As high income countries race to immunise their populations within months, they leave themselves vulnerable to SARS-CoV-2 evolving in other countries to a new lineage that vaccines might not protect well against.  Repeatedly formulating new vaccines may be needed to control some new SARS-CoV-2 variants.  With the increase in basic reproduction number of more transmissible SARS-CoV-2 variants, higher vaccine coverage will be required to achieve herd immunity, and vaccinating children might also be necessary to reach this coverage.  

The emergence of new SARS-CoV-2 variants calls for a number of important measures.  

First, fewer new infections means less viral replication, which in turn lowers the risk of new variants.  This situation can only be achieved by a combination of non-pharmaceutical inventions and scale up of vaccines, both being important, until population immunity is achieved.  Aiming for a COVID-19 elimination strategy is the preferred option in this context.  

Second, for surveillance of the circulation of SARS-CoV-2 variants, sharing of variant specific PCR primers could help to monitor their spread, particularly in resource limited countries. 

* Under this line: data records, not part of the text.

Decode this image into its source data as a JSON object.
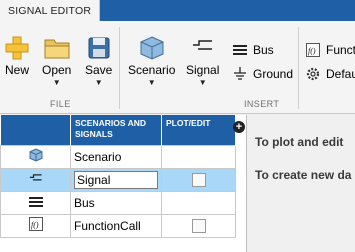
{
  "tab": {
    "title": "SIGNAL EDITOR"
  },
  "toolstrip": {
    "file_group": "FILE",
    "insert_group": "INSERT",
    "buttons": {
      "new": "New",
      "open": "Open",
      "save": "Save",
      "scenario": "Scenario",
      "signal": "Signal",
      "bus": "Bus",
      "ground": "Ground",
      "function_call": "Funct",
      "default": "Defau"
    }
  },
  "table": {
    "headers": {
      "name": "SCENARIOS AND SIGNALS",
      "plot": "PLOT/EDIT"
    },
    "rows": [
      {
        "name": "Scenario",
        "icon": "scenario-icon"
      },
      {
        "name": "Signal",
        "icon": "signal-icon"
      },
      {
        "name": "Bus",
        "icon": "bus-icon"
      },
      {
        "name": "FunctionCall",
        "icon": "function-call-icon"
      }
    ]
  },
  "right_pane": {
    "line1": "To plot and edit",
    "line2": "To create new da"
  },
  "colors": {
    "accent": "#1f5fa6",
    "selection": "#a8d7f8"
  }
}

In addition, every country should include genomic sequence in the SARS-CoV-2 variants in their plans.  For resource limited countries, support from the WHO, the Africa Centre for Disease Control and Prevention, and other partner institutions will be necessary to help develop expertise and capacity as well as strengthen health systems.  All genetic sequences should be posted on an international platform.  Infections in people who were previously infected or vaccinated should be carefully examined for escape variants.  

Third, a central repository of samples of serum cells in individuals with passed infection or passed immunisation with available COVID-19 vaccines should be established for seroneutralisation and cellular immunity functional testing against newly discovered variants.  This repository could release regular advisories to provide guidance on minimum set of epitopes to be included in new COVID-19 vaccines.  

Fourth, the production of COVID-19 vaccine should be reactive and adaptive to newly emerging lineages.  This flexibility is likely to be easier to achieve with the new COVID-19 vaccine technologies currently being deployed and based on nucleic acid vaccines or viral vector vaccines.  

Finally, vaccines needed to be available, affordable and accessible at a global scale.  Several high income countries have purchased vaccine doses sometimes close to nine doses per person, while WHO has called for greater equity and stronger support for co-vaccine initiatives and its mandate of equitable vaccine access, especially for resource limited countries.  Of note, is an initiative of the African Union to independently purchase and distribute COVID-19 vaccines to countries over the continent to supplement the COVAX programme.  Whether vaccine delivery should be prioritised to the countries who have high SARS-CoV-2 prevalence and continued transmission e.g. South Africa, Brazil, Mexico, or India to prevent further emergence of new variants has to be considered.  

This pandemic is a reminder to high income countries with infectious diseases that the tremendous impact on economies and lives, and rapid development and implementation of effective vaccines against these diseases should remain priorities globally.  

Global cooperation to ensure equity and responsiveness to local context is essential on the difficult path ahead to end this COVID-19 pandemic.